Whether to enable or disable the model summarization. Defaults to True.

.. testcode::

    # default used by the Trainer
    trainer = Trainer(enable_model_summary=True)

    # disable summarization
    trainer = Trainer(enable_model_summary=False)

    # enable custom summarization
    from pytorch_lightning.callbacks import ModelSummary

    trainer = Trainer(enable_model_summary=True, callbacks=[ModelSummary(max_depth=-1)])

-----

Trainer class API
-----------------

Methods
^^^^^^^

init
****

.. automethod:: pytorch_lightning.trainer.Trainer.__init__
   :noindex:

fit
****

.. automethod:: pytorch_lightning.trainer.Trainer.fit
   :noindex:

validate
********

.. automethod:: pytorch_lightning.trainer.Trainer.validate
   :noindex:

test
****

.. automethod:: pytorch_lightning.trainer.Trainer.test
   :noindex:

predict
*******

.. automethod:: pytorch_lightning.trainer.Trainer.predict
   :noindex:

tune
****

.. automethod:: pytorch_lightning.trainer.Trainer.tune
   :noindex:


Properties
^^^^^^^^^^

callback_metrics
****************

The metrics available to callbacks. These are automatically set when you log via `self.log`

.. code-block:: python

    def training_step(self, batch, batch_idx):
        self.log("a_val", 2)


    callback_metrics = trainer.callback_metrics
    assert callback_metrics["a_val"] == 2

current_epoch
*************

The number of epochs run.

.. code-block:: python

    if trainer.current_epoch >= 10:
        ...

global_step
***********

The number of optimizer steps taken (does not reset each epoch).
This includes multiple optimizers and TBPTT steps (if enabled).

.. code-block:: python

    if trainer.global_step >= 100:
        ...

logger
*******

The current logger being used. Here's an example using tensorboard

.. code-block:: python

    logger = trainer.logger
    tensorboard = logger.experiment


loggers
********

The list of loggers currently being used by the Trainer.

.. code-block:: python

    # List of LightningLoggerBase objects
    loggers = trainer.loggers
    for logger in loggers:
        logger.log_metrics({"foo": 1.0})


logged_metrics
**************

The metrics sent to the logger (visualizer).

.. code-block:: python

    def training_step(self, batch, batch_idx):
        self.log("a_val", 2, logger=True)

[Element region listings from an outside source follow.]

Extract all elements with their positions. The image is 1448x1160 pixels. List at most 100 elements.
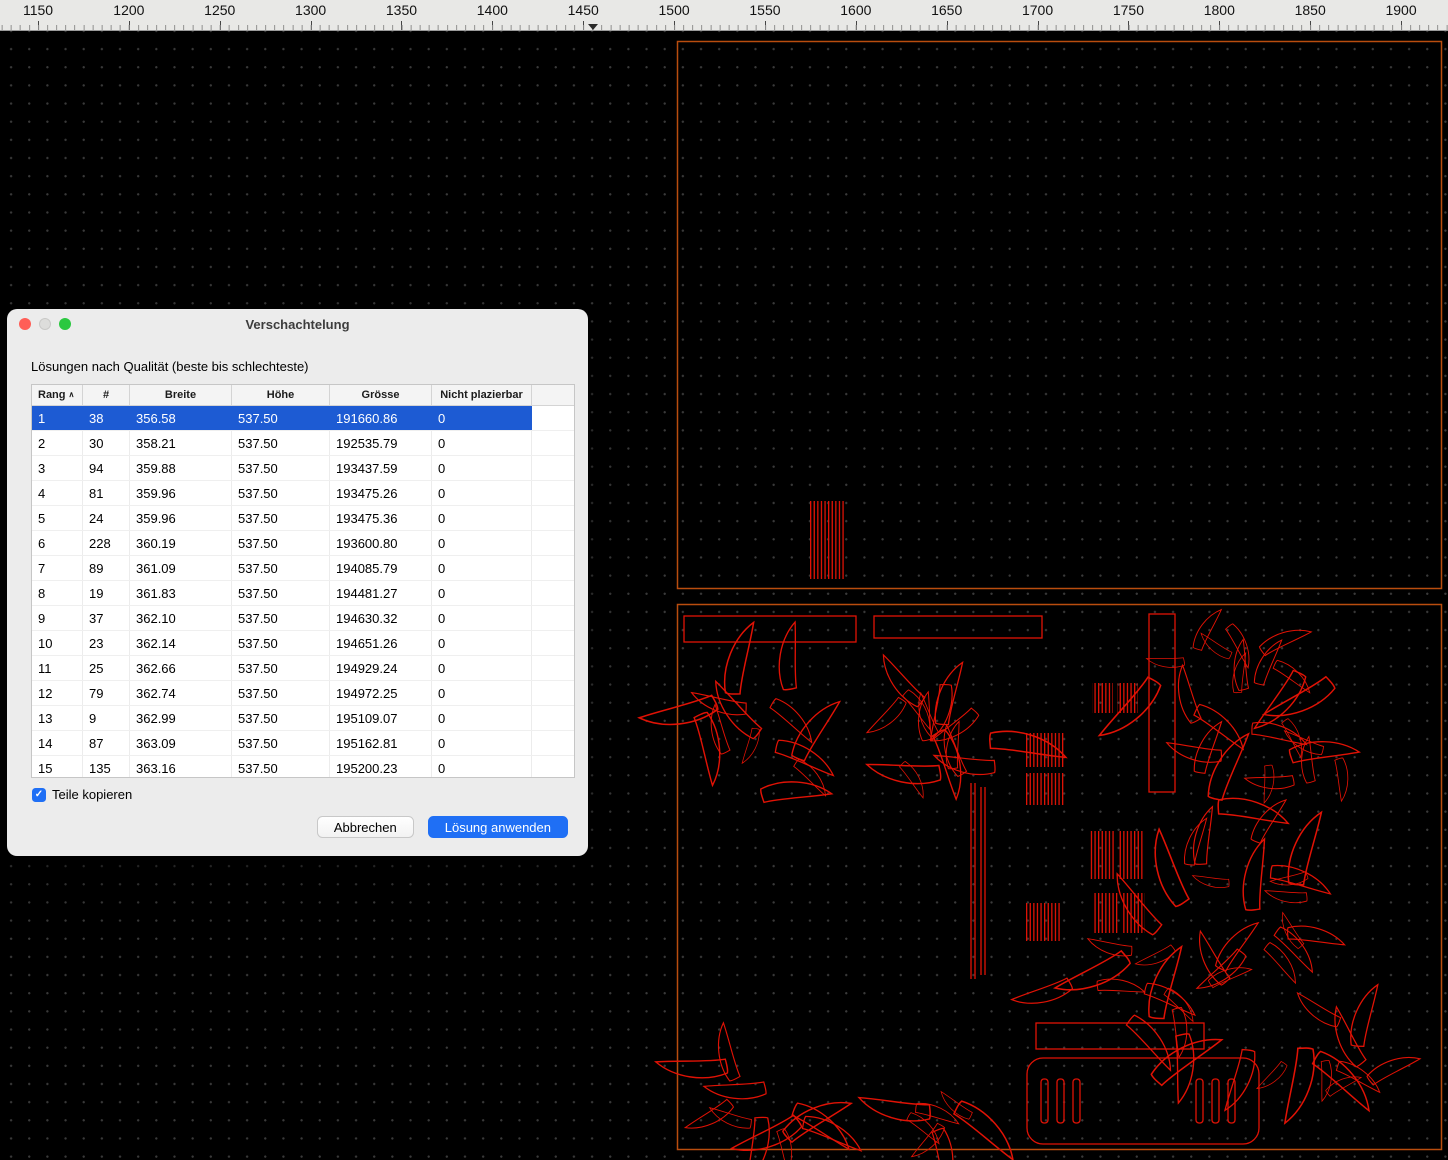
sort-asc-icon: ∧ (69, 391, 75, 399)
teile-kopieren-checkbox[interactable]: ✓ (32, 788, 46, 802)
ruler-label: 1900 (1385, 2, 1416, 18)
table-cell: 358.21 (130, 431, 232, 455)
comb-part[interactable] (808, 501, 844, 579)
table-row[interactable]: 394359.88537.50193437.590 (32, 456, 574, 481)
table-row[interactable]: 937362.10537.50194630.320 (32, 606, 574, 631)
table-cell: 537.50 (232, 531, 330, 555)
table-cell: 0 (432, 656, 532, 680)
column-header-breite[interactable]: Breite (130, 385, 232, 405)
table-cell: 0 (432, 706, 532, 730)
table-cell: 362.74 (130, 681, 232, 705)
sheet-1[interactable] (678, 42, 1442, 589)
table-cell: 192535.79 (330, 431, 432, 455)
table-cell: 30 (83, 431, 130, 455)
table-cell: 362.14 (130, 631, 232, 655)
ruler-label: 1400 (477, 2, 508, 18)
table-cell: 359.96 (130, 481, 232, 505)
table-row[interactable]: 138356.58537.50191660.860 (32, 406, 574, 431)
table-cell: 537.50 (232, 406, 330, 430)
nested-parts[interactable] (639, 501, 1420, 1160)
ruler-tick (38, 21, 39, 30)
table-cell-filler (532, 481, 574, 505)
column-header-rang[interactable]: Rang∧ (32, 385, 83, 405)
ruler-label: 1200 (113, 2, 144, 18)
ruler-label: 1800 (1204, 2, 1235, 18)
table-cell: 25 (83, 656, 130, 680)
table-cell: 0 (432, 631, 532, 655)
table-cell: 195162.81 (330, 731, 432, 755)
column-header-groesse[interactable]: Grösse (330, 385, 432, 405)
table-cell-filler (532, 706, 574, 730)
table-cell: 6 (32, 531, 83, 555)
apply-solution-button[interactable]: Lösung anwenden (428, 816, 568, 838)
bar-part[interactable] (684, 616, 856, 642)
dialog-buttons: Abbrechen Lösung anwenden (7, 816, 568, 838)
table-cell-filler (532, 406, 574, 430)
solutions-table[interactable]: Rang∧#BreiteHöheGrösseNicht plazierbar 1… (31, 384, 575, 778)
table-cell: 537.50 (232, 631, 330, 655)
bar-part[interactable] (1149, 614, 1175, 792)
table-cell: 2 (32, 431, 83, 455)
table-cell: 7 (32, 556, 83, 580)
ruler-tick (947, 21, 948, 30)
dialog-title: Verschachtelung (7, 317, 588, 332)
table-cell: 537.50 (232, 681, 330, 705)
table-cell: 537.50 (232, 431, 330, 455)
table-cell: 38 (83, 406, 130, 430)
table-row[interactable]: 819361.83537.50194481.270 (32, 581, 574, 606)
table-cell: 0 (432, 756, 532, 778)
ruler-tick (583, 21, 584, 30)
ruler-tick (674, 21, 675, 30)
column-header-hoehe[interactable]: Höhe (232, 385, 330, 405)
cancel-button[interactable]: Abbrechen (317, 816, 414, 838)
ruler-tick (311, 21, 312, 30)
ruler-tick (220, 21, 221, 30)
table-row[interactable]: 6228360.19537.50193600.800 (32, 531, 574, 556)
table-row[interactable]: 524359.96537.50193475.360 (32, 506, 574, 531)
dialog-titlebar[interactable]: Verschachtelung (7, 309, 588, 339)
comb-parts[interactable] (1026, 683, 1145, 941)
table-cell: 194972.25 (330, 681, 432, 705)
ruler-label: 1450 (568, 2, 599, 18)
table-cell: 537.50 (232, 556, 330, 580)
table-cell-filler (532, 731, 574, 755)
table-cell: 8 (32, 581, 83, 605)
ruler-label: 1650 (931, 2, 962, 18)
table-row[interactable]: 139362.99537.50195109.070 (32, 706, 574, 731)
table-row[interactable]: 1125362.66537.50194929.240 (32, 656, 574, 681)
table-row[interactable]: 1487363.09537.50195162.810 (32, 731, 574, 756)
sheet-outlines[interactable] (678, 42, 1442, 1150)
column-header-nicht-plazierbar[interactable]: Nicht plazierbar (432, 385, 532, 405)
table-cell: 81 (83, 481, 130, 505)
table-cell: 4 (32, 481, 83, 505)
table-cell: 5 (32, 506, 83, 530)
ruler-tick (1219, 21, 1220, 30)
column-header-count[interactable]: # (83, 385, 130, 405)
ruler-label: 1550 (749, 2, 780, 18)
table-cell: 194929.24 (330, 656, 432, 680)
table-cell-filler (532, 531, 574, 555)
table-cell: 194085.79 (330, 556, 432, 580)
sheet-2[interactable] (678, 605, 1442, 1150)
ruler-tick (856, 21, 857, 30)
table-row[interactable]: 230358.21537.50192535.790 (32, 431, 574, 456)
strip-parts[interactable] (971, 783, 985, 979)
leaf-parts[interactable] (639, 609, 1420, 1160)
ruler-tick (1310, 21, 1311, 30)
table-row[interactable]: 1279362.74537.50194972.250 (32, 681, 574, 706)
bar-part[interactable] (874, 616, 1042, 638)
table-row[interactable]: 15135363.16537.50195200.230 (32, 756, 574, 778)
table-cell-filler (532, 606, 574, 630)
table-cell: 362.66 (130, 656, 232, 680)
table-row[interactable]: 1023362.14537.50194651.260 (32, 631, 574, 656)
table-row[interactable]: 789361.09537.50194085.790 (32, 556, 574, 581)
table-cell: 15 (32, 756, 83, 778)
table-cell: 0 (432, 531, 532, 555)
table-cell: 360.19 (130, 531, 232, 555)
table-row[interactable]: 481359.96537.50193475.260 (32, 481, 574, 506)
nesting-dialog: Verschachtelung Lösungen nach Qualität (… (7, 309, 588, 856)
table-cell: 193600.80 (330, 531, 432, 555)
table-cell: 537.50 (232, 706, 330, 730)
table-cell: 24 (83, 506, 130, 530)
slotted-plate-part[interactable] (1027, 1058, 1259, 1144)
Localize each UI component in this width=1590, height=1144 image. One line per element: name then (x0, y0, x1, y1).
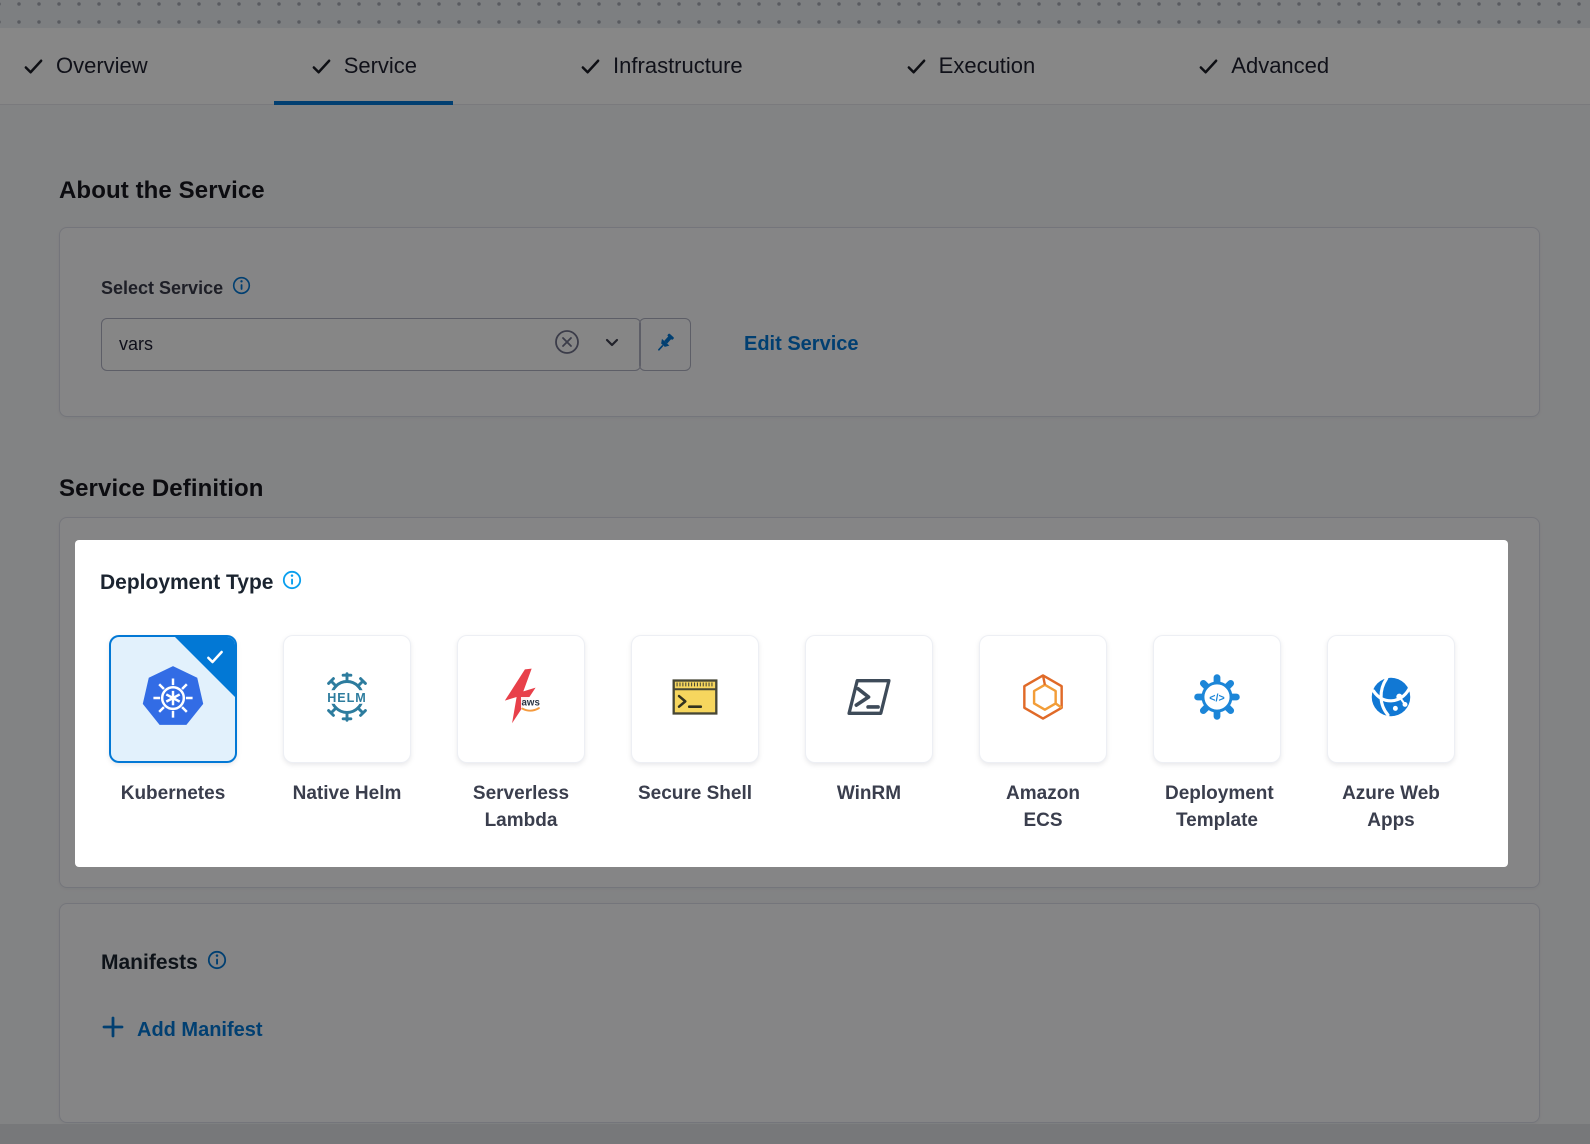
add-manifest-button[interactable]: Add Manifest (101, 1015, 263, 1045)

    logged_metrics = trainer.logged_metrics
    assert logged_metrics["a_val"] == 2

log_dir
*******
The directory for the current experiment. Use this to save images to, etc...

.. code-block:: python

    def training_step(self, batch, batch_idx):
        img = ...
        save_img(img, self.trainer.log_dir)



is_global_zero
**************

Whether this process is the global zero in multi-node training

.. code-block:: python

    def training_step(self, batch, batch_idx):
        if self.trainer.is_global_zero:
            print("in node 0, accelerator 0")

progress_bar_metrics
********************

The metrics sent to the progress bar.

.. code-block:: python

    def training_step(self, batch, batch_idx):
        self.log("a_val", 2, prog_bar=True)


    progress_bar_metrics = trainer.progress_bar_metrics
    assert progress_bar_metrics["a_val"] == 2


estimated_stepping_batches
**************************

Check out :meth:`~pytorch_lightning.trainer.trainer.Trainer.estimated_stepping_batches`.